Medieval and Islamic knowledge[edit]
See also: Islamic medicine, Byzantine medicine, and Medieval medicine
A biomedical work by Ibn al-Nafis, an early adherent of experimental dissection who discovered the pulmonary and coronary circulation
The decline of the Roman Empire led to the disappearance or destruction of much knowledge, though physicians still incorporated many aspects of the Greek tradition into training and practice. In Byzantium and the Islamic world, many of the Greek works were translated into Arabic and many of the works of Aristotle were preserved.[27]

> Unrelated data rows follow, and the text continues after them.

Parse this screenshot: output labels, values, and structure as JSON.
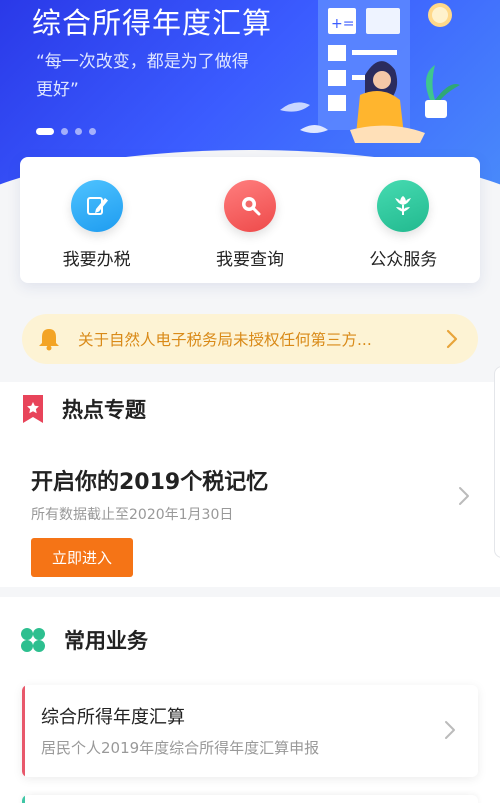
{
  "banner": {
    "title": "综合所得年度汇算",
    "quote": "“每一次改变，都是为了做得更好”",
    "slides": [
      true,
      false,
      false,
      false
    ]
  },
  "services": [
    {
      "label": "我要办税",
      "icon": "pen-icon",
      "color": "#29aef5"
    },
    {
      "label": "我要查询",
      "icon": "magnifier-icon",
      "color": "#f25a5a"
    },
    {
      "label": "公众服务",
      "icon": "tulip-icon",
      "color": "#2dcba0"
    }
  ],
  "notice": {
    "text": "关于自然人电子税务局未授权任何第三方...",
    "icon": "bell-icon",
    "color": "#f3a425"
  },
  "hot_topic": {
    "section_title": "热点专题",
    "title": "开启你的2019个税记忆",
    "subtitle": "所有数据截止至2020年1月30日",
    "button": "立即进入",
    "accent": "#e8445a"
  },
  "common_business": {
    "section_title": "常用业务",
    "accent": "#2dbf8f",
    "items": [
      {
        "title": "综合所得年度汇算",
        "subtitle": "居民个人2019年度综合所得年度汇算申报"
      }
    ]
  }
}
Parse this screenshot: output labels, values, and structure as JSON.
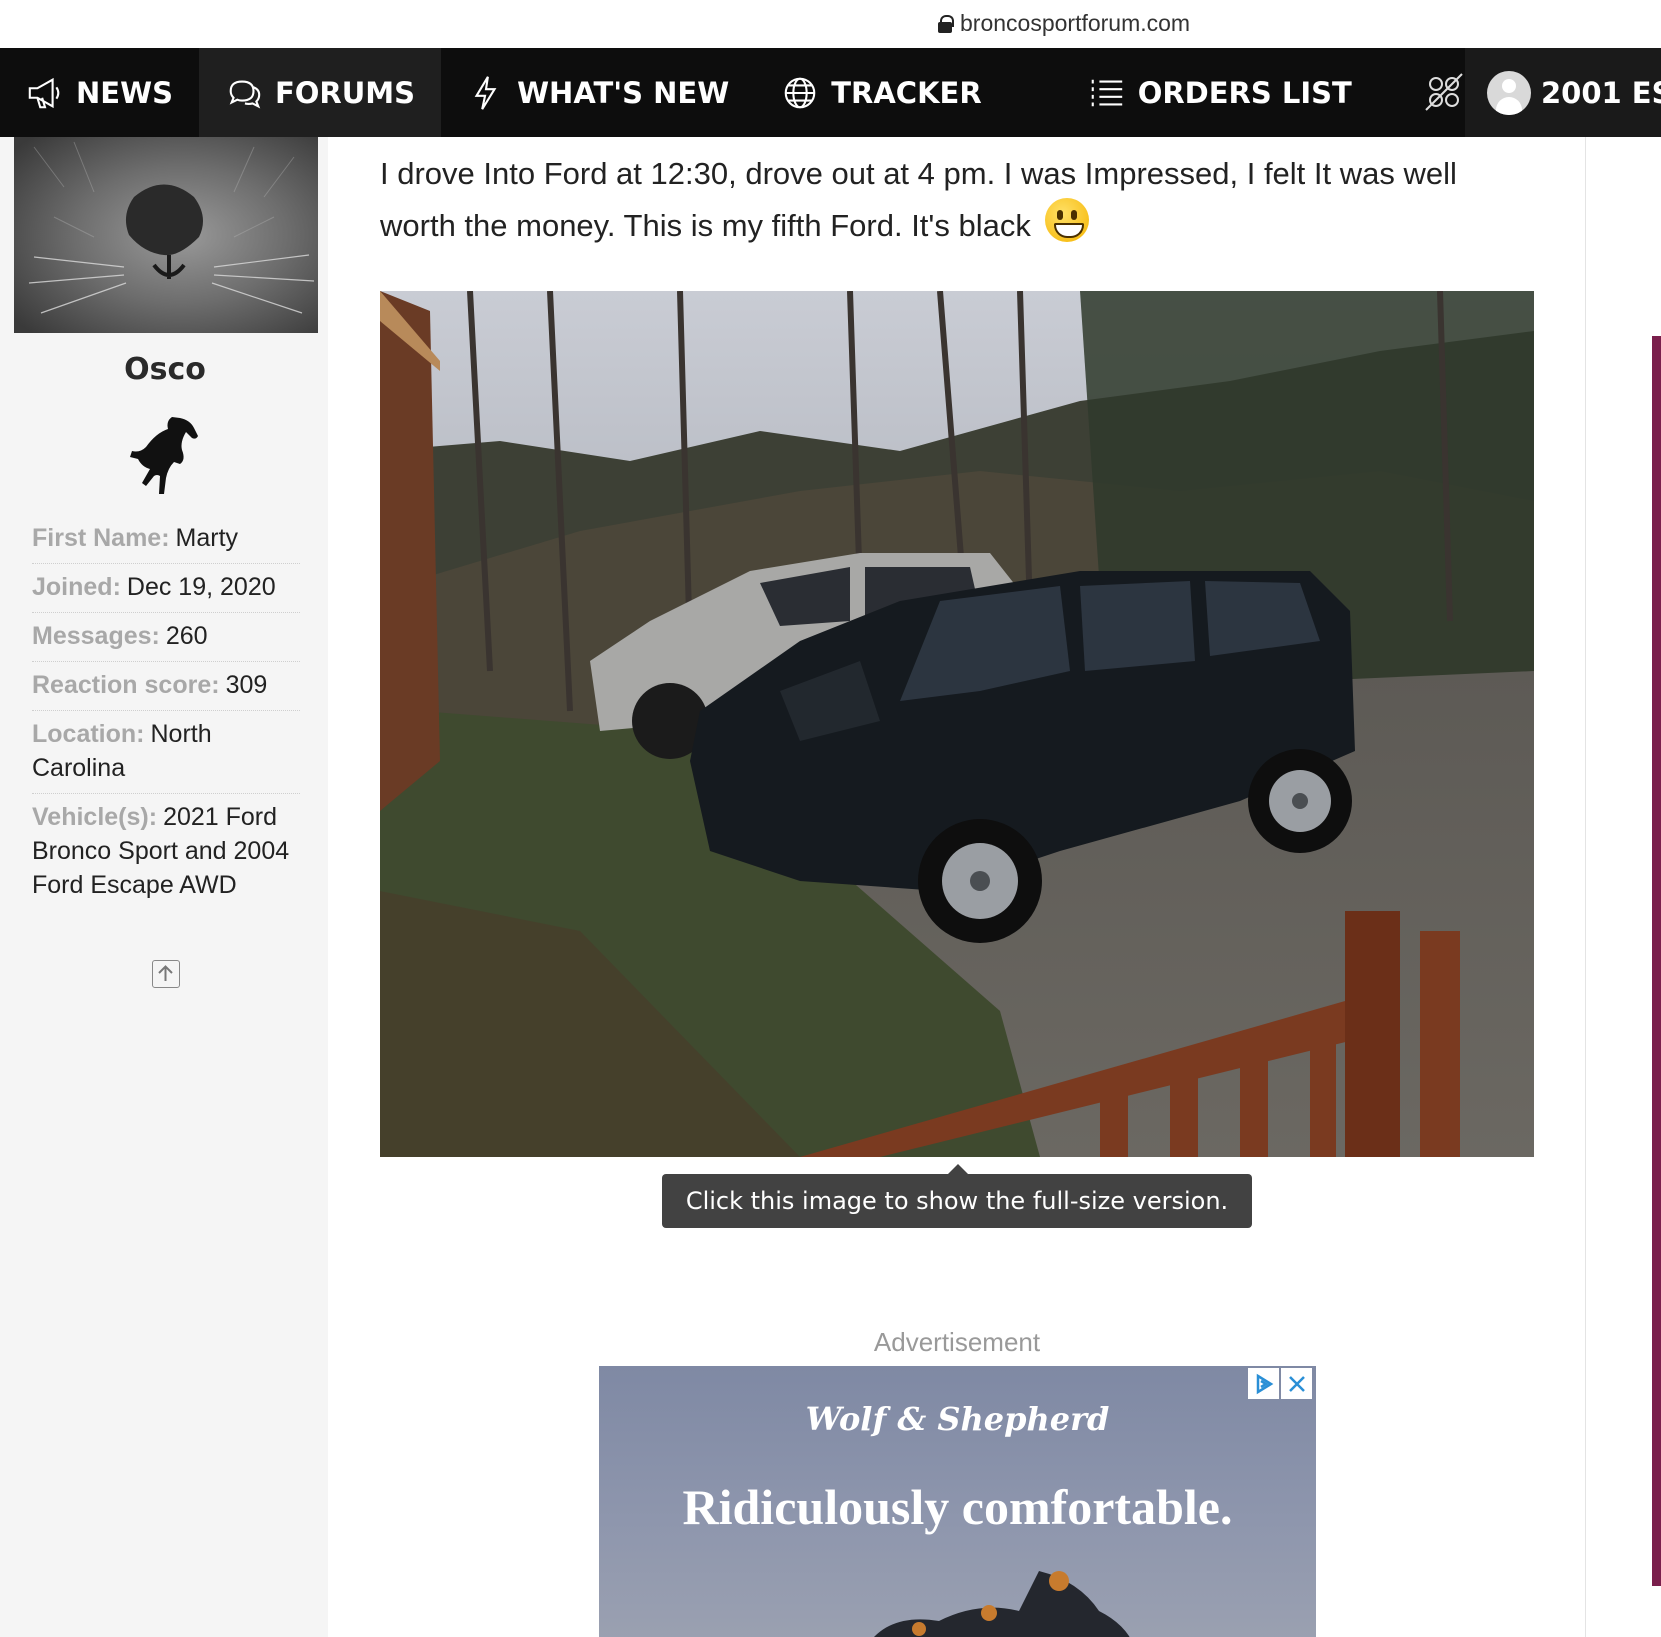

De arte venandi, by Frederick II, Holy Roman Emperor, was an influential medieval natural history text that explored bird morphology.
During the High Middle Ages, a few European scholars such as Hildegard of Bingen, Albertus Magnus and Frederick II wrote on natural history. The rise of European universities, though important for the development of physics and philosophy, had little impact on biological scholarship.[28]
Renaissance and early modern developments[edit]
See also: History of anatomy and Scientific Revolution
The European Renaissance brought expanded interest in both empirical natural history and physiology. In 1543, Andreas Vesalius inaugurated the modern era of Western medicine with his seminal human anatomy treatise De humani corporis fabrica, which was based on dissection of corpses. Vesalius was the first in a series of anatomists who gradually replaced scholasticism with empiricism in physiology and medicine, relying on first-hand experience rather than authority and abstract reasoning. Via herbalism, medicine was also indirectly the source of renewed empiricism in the study of plants. Otto Brunfels, Hieronymus Bock and Leonhart Fuchs wrote extensively on wild plants, the beginning of a nature-based approach to the full range of plant life.[29] Bestiaries—a genre that combines both the natural and figurative knowledge of animals—also became more sophisticated, especially with the work of William Turner, Pierre Belon, Guillaume Rondelet, Conrad Gessner, and Ulisse Aldrovandi.[30]
Artists such as Albrecht Dürer and Leonardo da Vinci, often working with naturalists, were also interested in the bodies of animals and humans, studying physiology in detail and contributing to the growth of anatomical knowledge.[31] The traditions of alchemy and natural magic, especially in the work of Paracelsus, also laid claim to knowledge of the living world. Alchemists subjected organic matter to chemical analysis and experimented liberally with both biological and mineral pharmacology.[32] This was part of a larger transition in world views (the rise of the mechanical philosophy) that continued into the 17th century, as the traditional metaphor of nature as organism was replaced by the nature as machine metaphor.[33]